Terima kasih atas pertanyaan Anda.
Corporate Social Responsibility (CSR)
Tanggung Jawab Sosial dan Lingkungan adalah komitmen Perseroan untuk berperan serta dalam pembangunan ekonomi berkelanjutan guna meningkatkan kualitas kehidupan dan lingkungan yang bermanfaat, baik bagi Perseroan sendiri, komunitas setempat, maupun masyarakat pada umumnya.
Perseroan yang menjalankan kegiatan usahanya di bidang dan/atau berkaitan dengan sumber daya alam wajib melaksanakan TJSL.
[1]
Penjelasan Pasal 74 ayat (1) UUPT menerangkan bahwa:
Ketentuan ini bertujuan untuk tetap menciptakan hubungan perseroan yang serasi, seimbang, dan sesuai dengan lingkungan, nilai, norma, dan budaya masyarakat setempat.

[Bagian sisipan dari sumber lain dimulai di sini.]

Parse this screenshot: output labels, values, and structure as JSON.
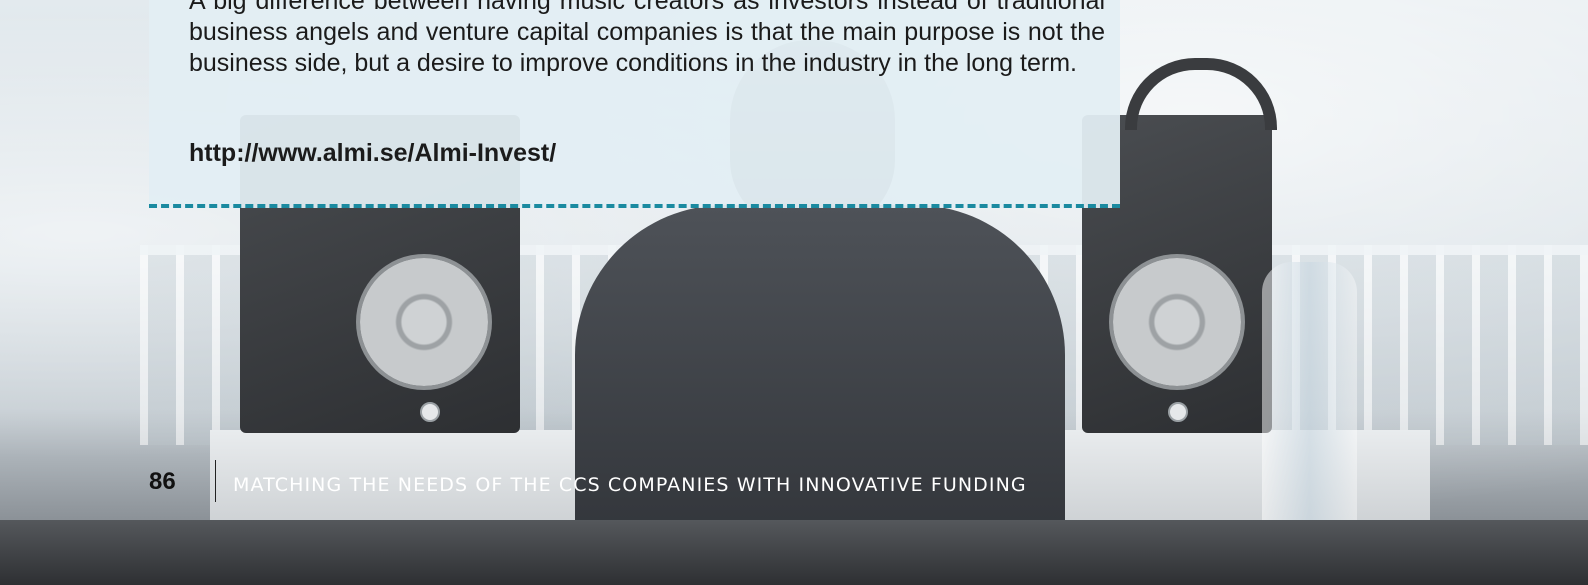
{
  "callout": {
    "body": "A big difference between having music creators as investors instead of traditional business angels and venture capital companies is that the main purpose is not the business side, but a desire to improve conditions in the industry in the long term.",
    "link": "http://www.almi.se/Almi-Invest/"
  },
  "footer": {
    "page_number": "86",
    "running_title": "MATCHING THE NEEDS OF THE CCS COMPANIES WITH INNOVATIVE FUNDING"
  },
  "colors": {
    "accent_dashed_rule": "#1a8aa0",
    "callout_background": "#e2eef3"
  }
}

Yang dimaksud dengan “perseroan yang menjalankan kegiatan usahanya di bidang sumber daya alam” adalah perseroan yang kegiatan usahanya mengelola dan memanfaatkan sumber daya alam.
Yang dimaksud dengan “perseroan yang menjalankan kegiatan usahanya yang berkaitan dengan sumber daya alam” adalah perseroan yang tidak mengelola dan tidak memanfaatkan sumber daya alam, tetapi kegiatan usahanya berdampak pada fungsi kemampuan sumber daya alam.

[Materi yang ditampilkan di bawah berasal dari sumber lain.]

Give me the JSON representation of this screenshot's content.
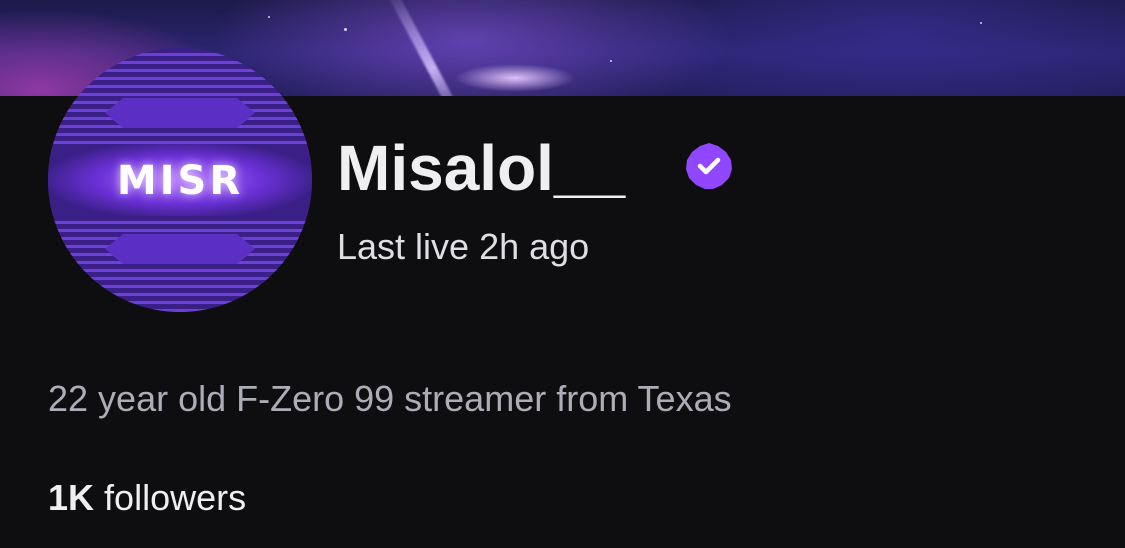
{
  "channel": {
    "username": "Misalol__",
    "avatar_logo_text": "MISR",
    "verified": true,
    "status": "Last live 2h ago",
    "bio": "22 year old F-Zero 99 streamer from Texas",
    "followers_count": "1K",
    "followers_label": "followers"
  },
  "icons": {
    "verified": "verified-badge-icon"
  },
  "colors": {
    "background": "#0e0e10",
    "accent": "#9147ff",
    "text_primary": "#efeff1",
    "text_secondary": "#adadb8"
  }
}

TJSL merupakan kewajiban perseroan yang dianggarkan dan diperhitungkan sebagai biaya perseroan yang pelaksanaannya dilakukan dengan memperhatikan kepatutan dan kewajaran.
[2] Perseroan yang tidak melaksanakan kewajiban melaksanakan TJSL dikenai sanksi sesuai dengan ketentuan peraturan perundang-undangan.
[3]
Sebagaimana diuraikan dalam
Peraturan Pemerintah Nomor 47 Tahun 2012 tentang Tanggung Jawab Sosial dan Lingkungan Perseroan Terbatas (“PP 47/2012”), TJSL dilaksanakan oleh direksi berdasarkan rencana kerja tahunan perseroan setelah mendapat persetujuan Dewan Komisaris atau Rapat Umum Pemegang Saham (RUPS) sesuai dengan anggaran dasar perseroan, kecuali ditentukan lain dalam peraturan perundang-undangan.
[4] Rencana kerja tahunan perseroan memuat rencana kegiatan dan anggaran yang dibutuhkan untuk pelaksanaan TJSL.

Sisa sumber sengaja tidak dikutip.